Those of you who know me will be aware of the chickens I keep at the bottom of my garden. I can't claim to be any great nurturer of flower, fish or fowl but I do like life to surround me.
Since the arrival of Sexy Sam last year, we reckoned that the eggs would probably be fertilized and so we slipped a few under a broody bantam. The process is amazing. for three or four weeks, the hen barely moves, barely eats or drinks. It generates huge amounts of heat for such a small bird. It rolls the eggs around to ensure they keep warm throughout. Inside each egg an embryo grows into a chick.
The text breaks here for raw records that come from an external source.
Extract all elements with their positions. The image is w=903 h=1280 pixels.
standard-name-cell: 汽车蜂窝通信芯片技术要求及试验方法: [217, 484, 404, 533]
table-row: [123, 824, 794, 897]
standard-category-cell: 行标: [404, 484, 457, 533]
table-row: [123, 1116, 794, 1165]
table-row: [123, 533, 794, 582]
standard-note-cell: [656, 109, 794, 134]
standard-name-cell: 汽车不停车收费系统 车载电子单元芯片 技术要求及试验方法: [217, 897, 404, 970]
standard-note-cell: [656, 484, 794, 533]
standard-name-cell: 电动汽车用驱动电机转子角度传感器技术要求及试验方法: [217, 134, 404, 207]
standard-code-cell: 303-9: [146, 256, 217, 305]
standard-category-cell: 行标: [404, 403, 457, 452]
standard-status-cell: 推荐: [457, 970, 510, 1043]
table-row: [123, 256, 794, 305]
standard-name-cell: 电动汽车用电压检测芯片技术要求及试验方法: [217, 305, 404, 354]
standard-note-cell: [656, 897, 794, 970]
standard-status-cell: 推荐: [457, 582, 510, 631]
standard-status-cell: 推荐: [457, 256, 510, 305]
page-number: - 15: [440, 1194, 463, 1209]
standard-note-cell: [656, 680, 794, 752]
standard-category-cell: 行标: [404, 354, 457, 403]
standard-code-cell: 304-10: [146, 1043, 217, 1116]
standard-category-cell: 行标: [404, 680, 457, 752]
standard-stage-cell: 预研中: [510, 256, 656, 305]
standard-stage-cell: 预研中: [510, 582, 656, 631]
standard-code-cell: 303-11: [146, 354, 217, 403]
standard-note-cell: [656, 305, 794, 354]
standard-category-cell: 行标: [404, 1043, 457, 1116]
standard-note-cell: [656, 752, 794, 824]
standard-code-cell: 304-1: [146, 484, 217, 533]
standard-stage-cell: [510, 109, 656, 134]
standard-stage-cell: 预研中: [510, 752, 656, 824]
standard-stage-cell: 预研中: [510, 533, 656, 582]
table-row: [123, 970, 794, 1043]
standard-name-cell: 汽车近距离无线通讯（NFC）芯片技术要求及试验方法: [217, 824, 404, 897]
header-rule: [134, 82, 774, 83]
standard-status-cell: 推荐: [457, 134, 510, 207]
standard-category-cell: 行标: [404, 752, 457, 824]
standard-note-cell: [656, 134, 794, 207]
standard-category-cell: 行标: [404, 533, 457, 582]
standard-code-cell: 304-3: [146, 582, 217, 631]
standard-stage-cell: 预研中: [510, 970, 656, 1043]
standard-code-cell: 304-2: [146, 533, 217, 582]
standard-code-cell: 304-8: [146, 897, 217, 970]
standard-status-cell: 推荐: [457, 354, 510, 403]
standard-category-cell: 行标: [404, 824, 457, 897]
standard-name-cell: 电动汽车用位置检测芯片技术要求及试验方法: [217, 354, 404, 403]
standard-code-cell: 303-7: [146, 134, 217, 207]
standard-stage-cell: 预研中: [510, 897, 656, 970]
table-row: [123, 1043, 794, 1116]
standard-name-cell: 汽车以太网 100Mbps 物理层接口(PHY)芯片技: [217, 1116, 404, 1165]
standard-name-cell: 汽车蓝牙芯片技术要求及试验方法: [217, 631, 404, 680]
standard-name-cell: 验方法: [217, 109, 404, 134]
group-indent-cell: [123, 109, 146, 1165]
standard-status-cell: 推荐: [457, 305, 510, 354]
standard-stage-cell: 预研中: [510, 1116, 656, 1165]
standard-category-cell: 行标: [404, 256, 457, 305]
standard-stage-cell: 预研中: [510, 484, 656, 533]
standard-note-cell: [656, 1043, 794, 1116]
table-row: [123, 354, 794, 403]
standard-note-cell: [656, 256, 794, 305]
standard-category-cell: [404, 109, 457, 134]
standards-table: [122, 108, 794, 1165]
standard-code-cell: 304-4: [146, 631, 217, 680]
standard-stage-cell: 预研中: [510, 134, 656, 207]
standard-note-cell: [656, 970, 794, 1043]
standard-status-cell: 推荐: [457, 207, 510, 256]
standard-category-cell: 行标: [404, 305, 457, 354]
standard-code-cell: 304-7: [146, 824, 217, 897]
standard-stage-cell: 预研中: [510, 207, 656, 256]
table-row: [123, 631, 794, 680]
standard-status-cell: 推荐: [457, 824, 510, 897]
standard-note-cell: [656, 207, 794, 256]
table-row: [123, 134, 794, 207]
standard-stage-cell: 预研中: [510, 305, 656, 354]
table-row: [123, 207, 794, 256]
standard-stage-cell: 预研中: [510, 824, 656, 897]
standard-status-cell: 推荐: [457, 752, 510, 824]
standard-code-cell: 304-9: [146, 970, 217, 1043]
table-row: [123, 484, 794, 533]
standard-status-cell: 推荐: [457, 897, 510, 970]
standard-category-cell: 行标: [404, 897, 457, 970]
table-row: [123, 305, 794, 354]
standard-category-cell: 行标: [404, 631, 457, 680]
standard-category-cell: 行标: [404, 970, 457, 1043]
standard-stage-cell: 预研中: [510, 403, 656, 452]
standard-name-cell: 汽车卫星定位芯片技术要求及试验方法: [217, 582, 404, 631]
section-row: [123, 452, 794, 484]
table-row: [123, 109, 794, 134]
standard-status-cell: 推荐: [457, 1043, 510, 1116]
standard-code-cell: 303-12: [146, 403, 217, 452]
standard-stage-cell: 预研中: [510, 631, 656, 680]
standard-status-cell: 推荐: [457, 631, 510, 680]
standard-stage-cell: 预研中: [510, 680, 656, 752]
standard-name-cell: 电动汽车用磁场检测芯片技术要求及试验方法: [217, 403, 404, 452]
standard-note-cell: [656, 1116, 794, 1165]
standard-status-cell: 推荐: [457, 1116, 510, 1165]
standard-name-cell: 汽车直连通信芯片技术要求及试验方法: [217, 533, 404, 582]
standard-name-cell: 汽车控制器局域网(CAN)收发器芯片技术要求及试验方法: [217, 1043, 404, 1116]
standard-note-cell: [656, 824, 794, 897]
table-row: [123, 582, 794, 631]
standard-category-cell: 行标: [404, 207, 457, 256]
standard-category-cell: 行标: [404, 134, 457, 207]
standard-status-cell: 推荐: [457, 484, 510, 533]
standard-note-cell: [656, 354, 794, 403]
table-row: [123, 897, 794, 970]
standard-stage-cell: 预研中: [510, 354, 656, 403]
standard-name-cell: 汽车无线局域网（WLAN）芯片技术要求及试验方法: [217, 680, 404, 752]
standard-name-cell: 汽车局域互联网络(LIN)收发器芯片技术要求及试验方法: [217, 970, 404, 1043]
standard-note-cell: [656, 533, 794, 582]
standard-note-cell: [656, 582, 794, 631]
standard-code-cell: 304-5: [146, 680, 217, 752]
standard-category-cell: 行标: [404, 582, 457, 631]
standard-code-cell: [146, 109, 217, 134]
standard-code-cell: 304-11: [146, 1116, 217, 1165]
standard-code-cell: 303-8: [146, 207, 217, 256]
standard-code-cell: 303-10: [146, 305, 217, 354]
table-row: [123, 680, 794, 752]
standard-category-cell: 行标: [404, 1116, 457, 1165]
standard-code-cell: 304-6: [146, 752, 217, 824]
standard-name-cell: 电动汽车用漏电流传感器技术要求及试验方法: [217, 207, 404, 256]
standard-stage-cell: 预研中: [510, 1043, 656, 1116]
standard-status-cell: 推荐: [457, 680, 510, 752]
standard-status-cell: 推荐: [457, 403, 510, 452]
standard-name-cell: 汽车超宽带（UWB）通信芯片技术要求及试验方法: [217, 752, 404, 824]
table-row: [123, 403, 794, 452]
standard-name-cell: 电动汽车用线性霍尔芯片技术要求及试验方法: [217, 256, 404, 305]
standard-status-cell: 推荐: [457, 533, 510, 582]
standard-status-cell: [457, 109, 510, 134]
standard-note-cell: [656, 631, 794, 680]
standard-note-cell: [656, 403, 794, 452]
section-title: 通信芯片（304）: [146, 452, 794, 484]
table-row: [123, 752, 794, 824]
After three to four weeks, the chick pecks and wriggles and forces its way through the solid shell to the outside world. It's a struggle and there are no guarantees at the end of it.
It's a slow, precarious process. Miraculous and natural.
I think most things worth having take time to grow and come to fruition. As writers we spend so much time waiting for decisions, eager for the chance to move on t the next stage.
Each advance (no pun intended) brings you back to where you started. You finish your manuscript after many months or even years of graft and send it out. If you are lucky you get some constructive criticism back. You revise your work and send it out. You get your agent who suggests some revisions. You revise your work. It gets sent out. You get your book deal. Your editor suggests some revisions before it is published...
But each revision is a tap at the shell. Something cracking the barriers. Something breaking out into the big, wide world.
Keep your dream safe and warm. Nuture it.
Actually, what I wanted to say was, "Look at these keeeyoot wickle chicky-wickies, aren't they all fluffy and wuverwy?"
but that would have been unseemly for a thoughtful chap like myself.